Позади нее с сумками в руках стояла только что вышедшая из лифта рослая женщина.
– Мне? – холодея от только что увиденных страшных бумажек, спросила Валерия. – Мне Алексея Сергеевича.
«Зачем я так. Надо было сказать: Лешу…»
– Или не знаете? – спросила Тамара Кирилловна, теперь уже негромко и жалостливо, вспомнив, что видела эту девушку вместе с Лютровым. – Погиб он. Более месяца как…
Тамара Кирилловна успела сказать еще что-то, но Валерия уже не слышала. Она выронила чемодан, ноги у нее подломились, а она тяжело ударилась спиной о дверь с бумажками…
Побросав сумки, Тамара Кирилловна едва успела подхватить ее.
«Я ведь знала, знала… Прошло мое счастье…» – подумала Валерия и ткнулась в грудь Тамары Кирилловны.
– Поплачь, поплачь, милая, – говорила та, смаргивая слезы. – Что же теперь?.. Так-то жизнь выстроена… Куда ты? Зайдем ко мне, чайку попьешь.
– Мне домой надо. Простите…
Стоя в лифте, она почувствовала боль в ушибленных коленях и вдруг испугалась: не случилось ли чего с ним? Валерия провела рукой по низу живота. «Как же мы теперь?» – подумала она, едва сдерживаясь, чтобы не опуститься на пол лифта и не зарыдать.

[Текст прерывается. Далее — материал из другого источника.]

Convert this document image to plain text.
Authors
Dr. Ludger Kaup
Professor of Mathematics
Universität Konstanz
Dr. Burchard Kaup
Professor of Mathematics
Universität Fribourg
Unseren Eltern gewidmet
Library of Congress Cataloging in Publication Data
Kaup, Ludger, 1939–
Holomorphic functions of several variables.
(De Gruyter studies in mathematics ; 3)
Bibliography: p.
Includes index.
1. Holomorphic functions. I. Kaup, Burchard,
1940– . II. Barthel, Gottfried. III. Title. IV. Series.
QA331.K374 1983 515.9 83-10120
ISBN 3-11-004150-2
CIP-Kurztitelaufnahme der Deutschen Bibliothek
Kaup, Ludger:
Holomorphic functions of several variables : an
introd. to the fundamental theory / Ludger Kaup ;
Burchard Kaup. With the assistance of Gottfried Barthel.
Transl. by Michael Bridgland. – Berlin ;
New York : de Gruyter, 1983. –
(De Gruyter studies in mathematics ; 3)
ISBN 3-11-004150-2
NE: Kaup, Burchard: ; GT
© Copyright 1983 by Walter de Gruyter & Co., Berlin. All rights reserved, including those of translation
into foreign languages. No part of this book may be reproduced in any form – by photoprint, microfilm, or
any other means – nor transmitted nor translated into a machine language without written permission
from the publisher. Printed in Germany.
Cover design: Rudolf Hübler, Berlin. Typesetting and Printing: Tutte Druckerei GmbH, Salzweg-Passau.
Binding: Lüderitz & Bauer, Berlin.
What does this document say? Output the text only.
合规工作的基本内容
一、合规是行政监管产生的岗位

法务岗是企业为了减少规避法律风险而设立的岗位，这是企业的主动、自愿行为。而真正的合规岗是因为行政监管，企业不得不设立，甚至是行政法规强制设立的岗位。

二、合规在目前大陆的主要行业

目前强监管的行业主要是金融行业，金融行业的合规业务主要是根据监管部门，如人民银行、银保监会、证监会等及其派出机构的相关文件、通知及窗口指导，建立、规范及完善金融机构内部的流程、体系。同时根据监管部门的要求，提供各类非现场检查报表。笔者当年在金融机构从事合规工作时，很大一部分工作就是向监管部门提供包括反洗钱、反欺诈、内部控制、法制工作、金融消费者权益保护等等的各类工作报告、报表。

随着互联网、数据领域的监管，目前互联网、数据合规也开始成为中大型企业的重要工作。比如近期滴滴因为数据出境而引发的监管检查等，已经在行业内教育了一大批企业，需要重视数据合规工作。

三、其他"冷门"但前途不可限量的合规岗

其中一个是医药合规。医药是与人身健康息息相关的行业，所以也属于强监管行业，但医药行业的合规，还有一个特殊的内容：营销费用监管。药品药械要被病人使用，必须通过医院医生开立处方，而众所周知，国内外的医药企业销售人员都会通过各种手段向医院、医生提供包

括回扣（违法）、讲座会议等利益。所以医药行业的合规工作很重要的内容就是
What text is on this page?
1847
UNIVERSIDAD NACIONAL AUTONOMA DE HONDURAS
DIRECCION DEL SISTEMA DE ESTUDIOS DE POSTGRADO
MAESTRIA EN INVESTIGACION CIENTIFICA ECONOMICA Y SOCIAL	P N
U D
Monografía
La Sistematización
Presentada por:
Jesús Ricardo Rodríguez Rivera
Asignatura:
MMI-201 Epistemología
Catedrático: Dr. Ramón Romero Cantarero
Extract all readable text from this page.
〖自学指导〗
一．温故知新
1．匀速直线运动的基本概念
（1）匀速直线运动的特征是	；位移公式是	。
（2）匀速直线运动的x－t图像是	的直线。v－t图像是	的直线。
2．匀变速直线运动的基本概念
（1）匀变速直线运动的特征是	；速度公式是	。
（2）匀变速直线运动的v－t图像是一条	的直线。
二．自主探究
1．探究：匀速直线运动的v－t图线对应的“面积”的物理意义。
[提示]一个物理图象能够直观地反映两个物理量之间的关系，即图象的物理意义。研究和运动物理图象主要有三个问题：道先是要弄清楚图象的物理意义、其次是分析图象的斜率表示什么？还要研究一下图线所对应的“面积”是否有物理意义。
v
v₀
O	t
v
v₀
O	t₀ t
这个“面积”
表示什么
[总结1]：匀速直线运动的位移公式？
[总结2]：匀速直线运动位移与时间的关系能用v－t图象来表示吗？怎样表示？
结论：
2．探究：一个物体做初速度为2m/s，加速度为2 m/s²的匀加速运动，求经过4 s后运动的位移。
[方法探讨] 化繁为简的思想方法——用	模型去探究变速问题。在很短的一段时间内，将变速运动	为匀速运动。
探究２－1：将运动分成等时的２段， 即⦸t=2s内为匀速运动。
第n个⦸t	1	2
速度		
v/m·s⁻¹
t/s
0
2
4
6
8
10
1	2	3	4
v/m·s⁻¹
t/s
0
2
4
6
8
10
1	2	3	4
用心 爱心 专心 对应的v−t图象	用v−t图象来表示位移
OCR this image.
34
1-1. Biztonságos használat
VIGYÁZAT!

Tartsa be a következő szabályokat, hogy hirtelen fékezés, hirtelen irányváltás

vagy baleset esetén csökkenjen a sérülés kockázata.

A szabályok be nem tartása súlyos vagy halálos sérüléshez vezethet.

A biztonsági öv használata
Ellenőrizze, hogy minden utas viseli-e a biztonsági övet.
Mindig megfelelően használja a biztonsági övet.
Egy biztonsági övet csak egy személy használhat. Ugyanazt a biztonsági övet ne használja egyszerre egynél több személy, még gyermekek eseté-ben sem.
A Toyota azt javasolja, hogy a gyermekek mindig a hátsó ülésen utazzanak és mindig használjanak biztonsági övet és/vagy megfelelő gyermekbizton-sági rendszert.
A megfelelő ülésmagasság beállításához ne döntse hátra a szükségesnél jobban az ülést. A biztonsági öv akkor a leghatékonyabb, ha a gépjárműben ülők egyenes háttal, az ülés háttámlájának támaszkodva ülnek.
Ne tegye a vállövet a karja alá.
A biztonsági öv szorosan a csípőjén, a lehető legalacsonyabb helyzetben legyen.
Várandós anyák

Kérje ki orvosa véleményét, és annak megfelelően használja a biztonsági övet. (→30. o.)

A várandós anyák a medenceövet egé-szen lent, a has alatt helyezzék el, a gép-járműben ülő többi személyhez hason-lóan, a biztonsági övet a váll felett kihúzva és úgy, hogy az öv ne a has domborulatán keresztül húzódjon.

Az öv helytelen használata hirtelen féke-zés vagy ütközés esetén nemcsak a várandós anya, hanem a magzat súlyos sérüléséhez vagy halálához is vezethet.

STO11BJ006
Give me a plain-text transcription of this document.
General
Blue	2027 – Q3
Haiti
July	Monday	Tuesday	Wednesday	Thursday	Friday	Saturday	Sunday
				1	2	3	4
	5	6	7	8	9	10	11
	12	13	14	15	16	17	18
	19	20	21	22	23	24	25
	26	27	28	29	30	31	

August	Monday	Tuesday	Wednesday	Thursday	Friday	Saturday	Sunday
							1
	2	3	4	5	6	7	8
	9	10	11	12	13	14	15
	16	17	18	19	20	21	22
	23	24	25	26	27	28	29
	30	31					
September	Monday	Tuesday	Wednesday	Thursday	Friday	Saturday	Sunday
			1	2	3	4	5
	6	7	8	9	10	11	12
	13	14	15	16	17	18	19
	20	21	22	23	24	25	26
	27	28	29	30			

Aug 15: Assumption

У подъезда стояла детская коляска со спящим ребенком. Вот и ее ребенок будет спать, просыпаться, играть погремушками, «а Леша и знать ничего не будет…».
Идти было трудно, подкашивались ноги. Надоевший за дорогу чемодан оттягивал руку. Добравшись до сквера, она опустилась на большую скамью. «Приду домой, лягу спать…»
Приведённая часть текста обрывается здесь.